但,顾檩是厂里的青工,厂里不可能当做这事没发生过,这事得查,同时厂里的保卫工作也得加强。

要是在厂里怎么着,这就是保卫科的工作不到位,严重的话,从上到下都要被问责。

南擎渊身为厂里的顶层领导,虽然他不管事,但遇到这种事,开会叫他旁听一下,也是应有之意。

他回来时候已经很晚了。

阳台上并没有开灯,只有壁炉里的火光摇曳。

姝玥抱着像是个小火炉的鱼鱼睡的香喷喷,睡的迷糊听见动静,是南擎渊回来了,他先问了句:“两小的都睡着了?”

白烈嗯一声,就听南擎渊道:“你跟我出来。
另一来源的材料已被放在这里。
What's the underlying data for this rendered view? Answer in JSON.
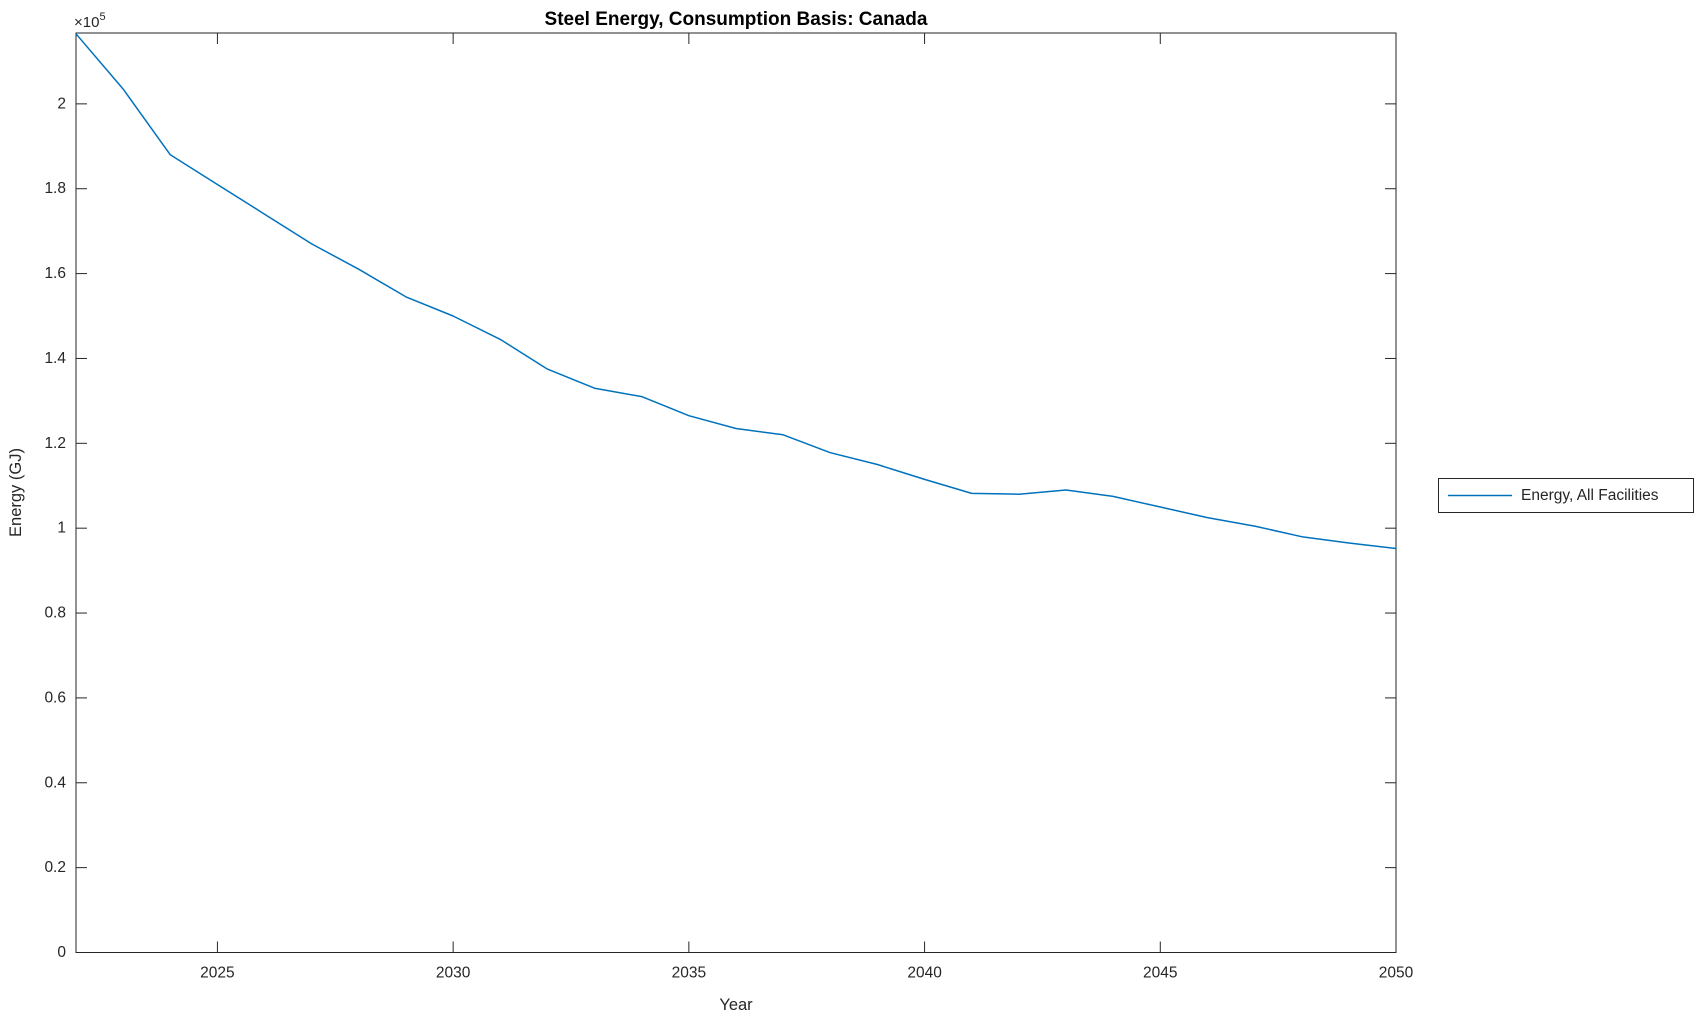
{
  "figure": {
    "background_color": "#ffffff",
    "axis_color": "#262626",
    "title_color": "#000000"
  },
  "chart_data": {
    "type": "line",
    "title": "Steel Energy, Consumption Basis: Canada",
    "xlabel": "Year",
    "ylabel": "Energy (GJ)",
    "y_multiplier_base": "×10",
    "y_multiplier_exp": "5",
    "xlim": [
      2022,
      2050
    ],
    "ylim": [
      0,
      216700
    ],
    "grid": false,
    "legend_position": "right-outside",
    "x_ticks": [
      2025,
      2030,
      2035,
      2040,
      2045,
      2050
    ],
    "y_ticks": [
      {
        "value": 0,
        "label": "0"
      },
      {
        "value": 20000,
        "label": "0.2"
      },
      {
        "value": 40000,
        "label": "0.4"
      },
      {
        "value": 60000,
        "label": "0.6"
      },
      {
        "value": 80000,
        "label": "0.8"
      },
      {
        "value": 100000,
        "label": "1"
      },
      {
        "value": 120000,
        "label": "1.2"
      },
      {
        "value": 140000,
        "label": "1.4"
      },
      {
        "value": 160000,
        "label": "1.6"
      },
      {
        "value": 180000,
        "label": "1.8"
      },
      {
        "value": 200000,
        "label": "2"
      }
    ],
    "x": [
      2022,
      2023,
      2024,
      2025,
      2026,
      2027,
      2028,
      2029,
      2030,
      2031,
      2032,
      2033,
      2034,
      2035,
      2036,
      2037,
      2038,
      2039,
      2040,
      2041,
      2042,
      2043,
      2044,
      2045,
      2046,
      2047,
      2048,
      2049,
      2050
    ],
    "series": [
      {
        "name": "Energy, All Facilities",
        "color": "#0072BD",
        "values": [
          216500,
          203500,
          188000,
          181000,
          174000,
          167000,
          161000,
          154500,
          150000,
          144500,
          137500,
          133000,
          131000,
          126500,
          123500,
          122000,
          117800,
          115000,
          111500,
          108200,
          108000,
          109000,
          107500,
          105000,
          102500,
          100500,
          98000,
          96500,
          95200
        ]
      }
    ]
  }
}
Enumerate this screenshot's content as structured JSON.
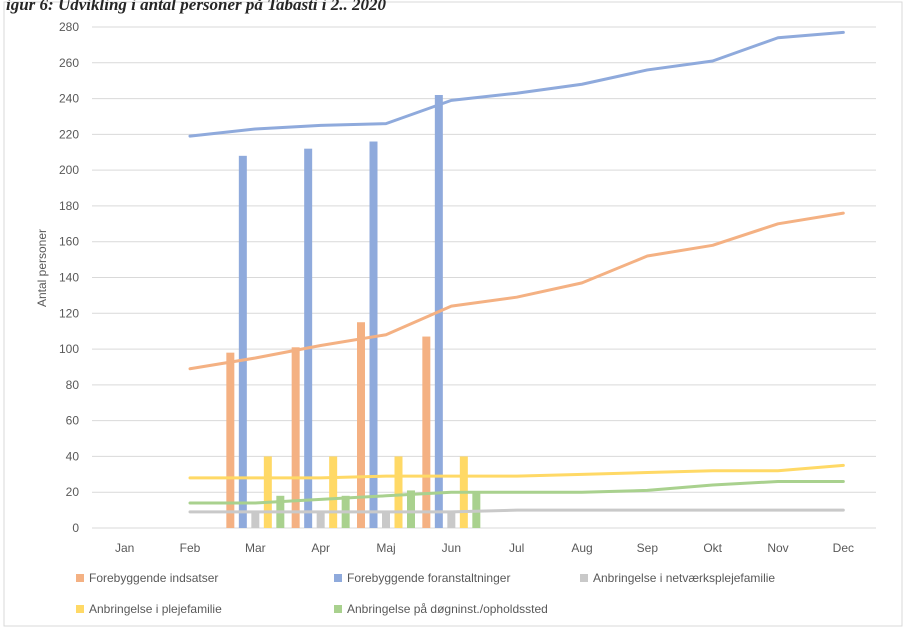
{
  "caption": "igur 6: Udvikling i antal personer på Tabasti i 2.. 2020",
  "chart_data": {
    "type": "bar+line",
    "title": "",
    "xlabel": "",
    "ylabel": "Antal personer",
    "ylim": [
      0,
      280
    ],
    "ytick_step": 20,
    "ytick_labels": [
      "0",
      "20",
      "40",
      "60",
      "80",
      "100",
      "120",
      "140",
      "160",
      "180",
      "200",
      "220",
      "240",
      "260",
      "280"
    ],
    "grid": true,
    "legend_position": "bottom",
    "categories": [
      "Jan",
      "Feb",
      "Mar",
      "Apr",
      "Maj",
      "Jun",
      "Jul",
      "Aug",
      "Sep",
      "Okt",
      "Nov",
      "Dec"
    ],
    "bar_series": [
      {
        "name": "Forebyggende indsatser",
        "color": "#f4b183",
        "values": [
          null,
          null,
          98,
          101,
          115,
          107,
          null,
          null,
          null,
          null,
          null,
          null
        ]
      },
      {
        "name": "Forebyggende foranstaltninger",
        "color": "#8faadc",
        "values": [
          null,
          null,
          208,
          212,
          216,
          242,
          null,
          null,
          null,
          null,
          null,
          null
        ]
      },
      {
        "name": "Anbringelse i netværksplejefamilie",
        "color": "#c9c9c9",
        "values": [
          null,
          null,
          9,
          9,
          9,
          9,
          null,
          null,
          null,
          null,
          null,
          null
        ]
      },
      {
        "name": "Anbringelse i plejefamilie",
        "color": "#ffd966",
        "values": [
          null,
          null,
          40,
          40,
          40,
          40,
          null,
          null,
          null,
          null,
          null,
          null
        ]
      },
      {
        "name": "Anbringelse på døgninst./opholdssted",
        "color": "#a9d18e",
        "values": [
          null,
          null,
          18,
          18,
          21,
          20,
          null,
          null,
          null,
          null,
          null,
          null
        ]
      }
    ],
    "line_series": [
      {
        "color": "#8faadc",
        "values": [
          null,
          219,
          223,
          225,
          226,
          239,
          243,
          248,
          256,
          261,
          274,
          277
        ]
      },
      {
        "color": "#f4b183",
        "values": [
          null,
          89,
          95,
          102,
          108,
          124,
          129,
          137,
          152,
          158,
          170,
          176
        ]
      },
      {
        "color": "#c9c9c9",
        "values": [
          null,
          9,
          9,
          9,
          9,
          9,
          10,
          10,
          10,
          10,
          10,
          10
        ]
      },
      {
        "color": "#ffd966",
        "values": [
          null,
          28,
          28,
          28,
          29,
          29,
          29,
          30,
          31,
          32,
          32,
          35
        ]
      },
      {
        "color": "#a9d18e",
        "values": [
          null,
          14,
          14,
          16,
          18,
          20,
          20,
          20,
          21,
          24,
          26,
          26
        ]
      }
    ]
  }
}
”

姝玥被这带着些压抑的怒气的声音,惊的一个激灵,醒了:“爸爸?”

“没事,睡吧!爸爸在这……”

姝玥迷糊看了眼,南擎渊已经转身出去了,她有些浆糊的大脑瞬间清醒,“大伯是不是……”

是不是知道他们晚上干的那事儿了!

所以有点生气了?

白烈摸摸她小脑袋:“没事,都是亲的,他还能吃了你爸我不成?”

姝玥:“……”

“乖啊,你睡,别担心,爸爸去看看一会儿就回来。”

白烈将姝玥哄得乖乖闭上眼,才往出走。

此时,南擎渊正靠在小卧室的窗台上抽烟。

屋子里并没有开灯,自打厂里断了暖气,阳台上砌了炕砌了壁炉,这间卧室就成了摆设,屋里好似比起外面客厅都更冷了些。

空气中有一种烦躁有一种沉重,在一点点蔓延。

白烈进屋,懒洋洋靠坐在办公桌上,若不是背脊紧绷,那姿态真的称得上是漫不经心和闲适。